今朝もエゾリスが道路を横切るのを見た。昨日も道の真ん中で轢かれたエゾリスの死体を見た。今年はいろんな人から「エゾリスが道路を渡るのをよく見る」と聞いているが、アイヌの先輩にいわせれば「今年は山の木の実が全然ないからだな」となる。

今年の夏はこの北海道でもとても暑く、しかもそれが長く続いた。そのせいかキノコの生えるタイミングも狂い、阿寒湖のヒメマスは全然獲れなくなり、川の水温は11月になってもあまり下がらず、山の木の実の類はほぼ全滅。阿寒湖畔の森はエゾリスの大好物のクルミがとても多いが、当然クルミも全然ならなかった。

毎年の繰り返しの行動では餌が集まらず、ここではないどこかへと餌を探しに出かけ、慣れない環境で、もしかすると栄養も不足し注意力も散漫な状態で道路を渡り、車に轢かれたりもするのだろう。昨日見た礫死体はミズナラの森のすぐ横の道路の上だった。
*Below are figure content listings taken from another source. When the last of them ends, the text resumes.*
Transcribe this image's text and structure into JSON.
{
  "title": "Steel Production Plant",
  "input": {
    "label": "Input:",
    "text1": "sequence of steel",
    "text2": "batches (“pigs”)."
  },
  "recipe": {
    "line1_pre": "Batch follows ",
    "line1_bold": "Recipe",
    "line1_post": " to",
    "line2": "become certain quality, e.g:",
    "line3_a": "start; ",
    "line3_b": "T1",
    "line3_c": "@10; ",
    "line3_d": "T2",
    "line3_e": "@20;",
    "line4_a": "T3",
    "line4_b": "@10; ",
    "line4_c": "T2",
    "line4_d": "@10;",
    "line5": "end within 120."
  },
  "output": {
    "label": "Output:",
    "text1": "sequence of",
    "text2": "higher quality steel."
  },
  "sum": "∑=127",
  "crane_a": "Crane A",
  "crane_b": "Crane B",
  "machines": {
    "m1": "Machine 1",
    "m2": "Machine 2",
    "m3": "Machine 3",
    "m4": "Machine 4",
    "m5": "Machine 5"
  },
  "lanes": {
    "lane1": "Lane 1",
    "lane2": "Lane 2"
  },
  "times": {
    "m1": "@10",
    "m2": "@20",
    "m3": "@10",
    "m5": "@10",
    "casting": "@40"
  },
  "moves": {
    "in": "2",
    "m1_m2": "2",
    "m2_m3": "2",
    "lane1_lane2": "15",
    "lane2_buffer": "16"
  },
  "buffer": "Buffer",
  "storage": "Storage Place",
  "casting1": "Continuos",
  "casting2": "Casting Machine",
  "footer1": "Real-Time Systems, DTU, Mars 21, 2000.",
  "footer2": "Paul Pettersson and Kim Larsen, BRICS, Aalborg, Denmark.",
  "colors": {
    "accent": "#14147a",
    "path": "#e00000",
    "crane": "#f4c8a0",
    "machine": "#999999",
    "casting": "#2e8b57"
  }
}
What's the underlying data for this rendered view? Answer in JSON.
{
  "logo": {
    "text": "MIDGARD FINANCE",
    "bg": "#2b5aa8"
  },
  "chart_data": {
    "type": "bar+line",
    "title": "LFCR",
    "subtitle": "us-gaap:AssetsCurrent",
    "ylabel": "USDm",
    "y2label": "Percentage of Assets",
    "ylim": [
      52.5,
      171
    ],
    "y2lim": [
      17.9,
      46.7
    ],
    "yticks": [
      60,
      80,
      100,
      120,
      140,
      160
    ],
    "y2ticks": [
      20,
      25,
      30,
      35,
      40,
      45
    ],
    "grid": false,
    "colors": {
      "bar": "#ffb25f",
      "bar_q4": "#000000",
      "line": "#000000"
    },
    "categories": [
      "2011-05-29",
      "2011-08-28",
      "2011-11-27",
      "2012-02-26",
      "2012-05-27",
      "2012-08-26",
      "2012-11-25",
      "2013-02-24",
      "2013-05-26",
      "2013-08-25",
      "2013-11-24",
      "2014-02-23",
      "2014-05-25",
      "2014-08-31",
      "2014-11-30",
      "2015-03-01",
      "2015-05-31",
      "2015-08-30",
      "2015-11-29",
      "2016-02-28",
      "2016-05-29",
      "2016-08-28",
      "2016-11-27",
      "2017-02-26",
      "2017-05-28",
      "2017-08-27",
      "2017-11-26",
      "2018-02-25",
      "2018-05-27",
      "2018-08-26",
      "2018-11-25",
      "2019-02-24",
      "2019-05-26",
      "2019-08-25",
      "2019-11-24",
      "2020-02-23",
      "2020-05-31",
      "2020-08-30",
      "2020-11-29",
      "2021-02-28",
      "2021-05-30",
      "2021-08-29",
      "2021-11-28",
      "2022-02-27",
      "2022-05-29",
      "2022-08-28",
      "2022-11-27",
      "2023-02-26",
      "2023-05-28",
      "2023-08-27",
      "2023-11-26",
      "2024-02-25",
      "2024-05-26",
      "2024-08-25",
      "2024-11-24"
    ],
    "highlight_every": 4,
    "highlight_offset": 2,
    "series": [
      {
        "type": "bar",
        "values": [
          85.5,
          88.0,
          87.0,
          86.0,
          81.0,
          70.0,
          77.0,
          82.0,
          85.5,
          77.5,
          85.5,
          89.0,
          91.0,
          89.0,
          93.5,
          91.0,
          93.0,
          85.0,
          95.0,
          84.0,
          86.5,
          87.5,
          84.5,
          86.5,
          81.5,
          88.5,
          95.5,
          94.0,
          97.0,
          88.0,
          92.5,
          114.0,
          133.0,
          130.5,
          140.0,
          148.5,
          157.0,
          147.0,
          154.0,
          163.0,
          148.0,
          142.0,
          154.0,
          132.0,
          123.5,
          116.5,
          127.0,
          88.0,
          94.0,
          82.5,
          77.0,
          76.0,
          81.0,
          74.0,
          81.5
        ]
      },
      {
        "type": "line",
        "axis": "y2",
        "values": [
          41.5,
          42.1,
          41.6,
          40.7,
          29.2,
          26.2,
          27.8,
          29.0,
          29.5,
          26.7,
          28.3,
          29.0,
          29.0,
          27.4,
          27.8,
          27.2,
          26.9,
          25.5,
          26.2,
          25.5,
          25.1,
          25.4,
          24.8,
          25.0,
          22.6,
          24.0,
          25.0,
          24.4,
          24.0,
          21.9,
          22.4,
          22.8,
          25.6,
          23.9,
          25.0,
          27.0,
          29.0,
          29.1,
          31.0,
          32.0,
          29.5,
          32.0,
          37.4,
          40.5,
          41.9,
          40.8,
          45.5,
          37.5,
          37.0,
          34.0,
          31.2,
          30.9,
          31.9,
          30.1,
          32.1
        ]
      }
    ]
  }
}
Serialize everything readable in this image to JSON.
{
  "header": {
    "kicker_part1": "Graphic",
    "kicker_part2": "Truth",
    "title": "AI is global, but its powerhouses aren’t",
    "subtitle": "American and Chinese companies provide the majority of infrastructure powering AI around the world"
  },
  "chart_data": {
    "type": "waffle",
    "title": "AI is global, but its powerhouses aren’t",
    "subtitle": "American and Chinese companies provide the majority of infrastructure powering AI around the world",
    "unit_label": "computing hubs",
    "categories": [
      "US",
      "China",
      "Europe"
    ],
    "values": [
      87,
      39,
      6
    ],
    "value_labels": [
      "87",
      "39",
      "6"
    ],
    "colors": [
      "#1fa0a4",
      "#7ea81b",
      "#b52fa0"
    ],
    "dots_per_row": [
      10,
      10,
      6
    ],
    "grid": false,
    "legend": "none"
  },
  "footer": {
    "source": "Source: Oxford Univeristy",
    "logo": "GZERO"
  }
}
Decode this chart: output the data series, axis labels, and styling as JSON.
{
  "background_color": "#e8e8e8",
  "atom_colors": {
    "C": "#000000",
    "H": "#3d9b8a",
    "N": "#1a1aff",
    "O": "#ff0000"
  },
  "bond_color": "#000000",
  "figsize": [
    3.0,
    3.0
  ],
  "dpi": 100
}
そのエゾリスは、その森に住んでいたのか、それともどこか遠くから、一縷の望みをかけてその森にやっては来たが、不毛の森を見て絶望したのだろうか。

このところニュースでも全国各地で熊の出没が多発しているのをよく見るが、阿寒湖で見るエゾリスたちの困窮と、おそらく突き詰めれば原因の根は同じところにあるように思う。気候変動により毎年繰り返してきた生活が維持できなくなり、考えずに済んできた問題を目の前に突きつけられ、丸裸で生きるか死ぬかの対処を迫られる動物たちのこれが将来の私たちの姿ではないと、どうも私には断言することができない気がしている。